The timeline is cold comfort for the pharmaceutical company executive and former Biden backer.
“We’re a tempting whipping boy, but we’re not the bad guy. The virus is!” the pharmaceutical executive said, before texting The Daily Beast a link to a Barron’s article arguing that the pharmaceutical industry is amoral, rather than immoral. “Hope they remember that the next time they need a once-in-a-lifetime vaccine created in record time.”
Industry experts aren’t so sure that the intellectual property waiver will discourage pharmaceutical companies from fighting the next pandemic, however.
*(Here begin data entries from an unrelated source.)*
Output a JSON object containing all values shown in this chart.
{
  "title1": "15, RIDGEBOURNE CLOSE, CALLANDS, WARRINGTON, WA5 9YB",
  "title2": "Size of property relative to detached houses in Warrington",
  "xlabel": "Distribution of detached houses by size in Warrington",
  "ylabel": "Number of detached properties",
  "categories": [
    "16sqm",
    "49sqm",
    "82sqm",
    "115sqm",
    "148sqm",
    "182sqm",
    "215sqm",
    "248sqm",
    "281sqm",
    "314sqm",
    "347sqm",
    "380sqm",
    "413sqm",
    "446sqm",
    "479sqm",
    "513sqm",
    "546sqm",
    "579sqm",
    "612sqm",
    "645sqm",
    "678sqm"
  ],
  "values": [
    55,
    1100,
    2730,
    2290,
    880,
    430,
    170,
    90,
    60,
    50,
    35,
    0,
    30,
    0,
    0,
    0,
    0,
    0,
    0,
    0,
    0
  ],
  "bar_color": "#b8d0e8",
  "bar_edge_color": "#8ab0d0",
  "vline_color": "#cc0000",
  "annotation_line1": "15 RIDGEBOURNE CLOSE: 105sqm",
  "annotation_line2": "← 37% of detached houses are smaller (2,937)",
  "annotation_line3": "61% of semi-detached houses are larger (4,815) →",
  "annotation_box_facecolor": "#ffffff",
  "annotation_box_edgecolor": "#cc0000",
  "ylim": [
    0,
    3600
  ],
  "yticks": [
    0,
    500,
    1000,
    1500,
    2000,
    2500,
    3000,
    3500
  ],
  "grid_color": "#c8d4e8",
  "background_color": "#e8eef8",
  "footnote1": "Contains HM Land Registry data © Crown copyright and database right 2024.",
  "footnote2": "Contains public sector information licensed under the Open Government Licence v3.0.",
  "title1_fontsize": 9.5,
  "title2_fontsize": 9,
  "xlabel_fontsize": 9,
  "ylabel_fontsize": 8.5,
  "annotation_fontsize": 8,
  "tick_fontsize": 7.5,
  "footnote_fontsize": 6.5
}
“Every single time anyone even whispers about doing anything about the pharmaceutical industry’s monopolistic hold on markets—and that's what this is about—the industry immediately cries ‘future innovation,’” said Dr. Peter Bach, health-care policy expert and director of Memorial Sloan Kettering’s Center for Health Policy and Outcomes. “They’ll make lip service comments like, ‘Yeah we shouldn’t be using these patents to change the color of our pill and get 10 more years of patent protection,’ but then they go do it anyway. At this point, it is their only card to play.”
But according to Bach, the metric by which the waiver should be judged is how many lives will be saved by expanding access to vaccine manufacturing—not how many additional billion dollars can be earned by drugmakers.
“If it saved a million lives, now you tell me—you, donors from the pharmaceutical industry—tell me what we’re losing,” Bach said. “What’s on the other side of the ledger?”